I don't know why you ask this question: if you are calling std::find to get an iterator and after, find the position of the iterator on the vector, this is not a good approach. First, you are searching on all the vector for 7 with find, and after, if I understand, you are relying on memory addresses of iterators to do a substraction and get the index? If the memory for the iterators is allocated at a totally bizarre place, the substraction will not work.

Yeah, there is still the operator-() that the iterator may have, but I think that it is not an elegant programming style.

The best thing is to write a loop and check on each index. It is much safer, if you really want the index.

Don't forget that the common methods on the std::vector class takes iterators, so you don't even need the index.

Using an iterator or the index is your choice.

Iterators are not numbers. Iterators are abstract pointers (remember pointer arithmetics in C)!

So when would you use find() then? The only thing I would know how to do with the result of find is get the value of the thing you found by dereferencing the iterator, but you already know that value because it is what you were searching for! Is the reason to use find() only to see IF something exists, not WHERE it is in the vector?

So when would you use find() then? The only thing I would know how to do with the result of find is get the value of the thing you found by dereferencing the iterator, but you already know that value because it is what you were searching for! Is the reason to use find() only to see IF something exists, not WHERE it is in the vector?

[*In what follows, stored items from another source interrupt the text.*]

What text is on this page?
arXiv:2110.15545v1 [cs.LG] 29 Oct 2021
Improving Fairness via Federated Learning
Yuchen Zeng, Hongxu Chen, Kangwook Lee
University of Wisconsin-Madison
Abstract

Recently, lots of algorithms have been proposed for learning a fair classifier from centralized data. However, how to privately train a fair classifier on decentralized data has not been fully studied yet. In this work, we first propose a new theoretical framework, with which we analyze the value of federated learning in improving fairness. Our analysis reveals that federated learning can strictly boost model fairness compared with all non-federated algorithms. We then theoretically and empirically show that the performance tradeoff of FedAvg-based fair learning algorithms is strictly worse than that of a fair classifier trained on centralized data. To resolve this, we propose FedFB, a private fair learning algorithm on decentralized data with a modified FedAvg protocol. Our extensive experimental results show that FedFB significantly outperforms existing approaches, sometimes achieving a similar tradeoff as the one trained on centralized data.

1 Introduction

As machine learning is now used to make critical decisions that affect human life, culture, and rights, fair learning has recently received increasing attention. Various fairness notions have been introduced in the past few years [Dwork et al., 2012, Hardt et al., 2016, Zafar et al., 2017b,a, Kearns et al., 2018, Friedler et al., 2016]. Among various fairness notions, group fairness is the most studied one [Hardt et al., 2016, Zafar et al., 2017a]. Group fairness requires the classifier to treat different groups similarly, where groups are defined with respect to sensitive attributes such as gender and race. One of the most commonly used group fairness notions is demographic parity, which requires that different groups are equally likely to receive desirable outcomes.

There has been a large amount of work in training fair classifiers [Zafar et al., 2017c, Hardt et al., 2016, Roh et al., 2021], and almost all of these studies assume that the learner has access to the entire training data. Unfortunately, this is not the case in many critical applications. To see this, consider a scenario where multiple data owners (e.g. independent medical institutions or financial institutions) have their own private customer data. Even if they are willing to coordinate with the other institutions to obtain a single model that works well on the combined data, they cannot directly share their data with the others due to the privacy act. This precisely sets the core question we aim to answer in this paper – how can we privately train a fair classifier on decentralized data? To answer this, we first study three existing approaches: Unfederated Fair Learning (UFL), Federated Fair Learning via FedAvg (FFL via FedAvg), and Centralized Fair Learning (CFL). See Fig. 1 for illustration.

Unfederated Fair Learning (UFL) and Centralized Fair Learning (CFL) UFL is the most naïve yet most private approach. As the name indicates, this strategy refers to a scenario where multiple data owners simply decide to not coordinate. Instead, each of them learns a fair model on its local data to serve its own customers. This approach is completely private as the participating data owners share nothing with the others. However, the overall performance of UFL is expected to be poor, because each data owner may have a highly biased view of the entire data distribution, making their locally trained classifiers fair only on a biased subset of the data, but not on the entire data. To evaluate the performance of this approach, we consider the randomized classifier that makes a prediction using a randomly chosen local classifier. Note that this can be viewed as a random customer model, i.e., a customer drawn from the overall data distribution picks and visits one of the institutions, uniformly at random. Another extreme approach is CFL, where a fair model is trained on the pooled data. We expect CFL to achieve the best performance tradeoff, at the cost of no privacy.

A standard iterator class should have a special iterator value returned by container.end() member function. It plays the same role as a null pointer:

iter = object.find(value);
if (iter == object.end())  { // not found

It's impossible to dereference such iterator value, it refers to nowhere.

That's why no needs in a special exists member function: the find can answer yes or no. Of course, the find member function implements the fastest possible method to search (or address) values in the container.

It looks like a simple and clear solution.

However, you can use the std::distance function to determine the
distance between two sequentual iterators.
e.g.

std::vector<int> A;
std::list<int> B;
// ... populate A,B:
std::vector<int>::iterator AIter=find(A.begin(),A.end(),7);
std::list<int>::iterator BIter=find(B.begin(),B.end(),7);

std::cout<<"Distance Vector == "<<distance(A.begin(),AIter)<<std::endl;
std::cout<<"Distance List== "<<distance(B.begin(),BIter)<<std::endl;

// THIS DOES NOT WORK::
// std::cout<<BIter-B.begin() <<std::endl;

The list iterator is not random access so you can use +/- between iterators. But distance is ok.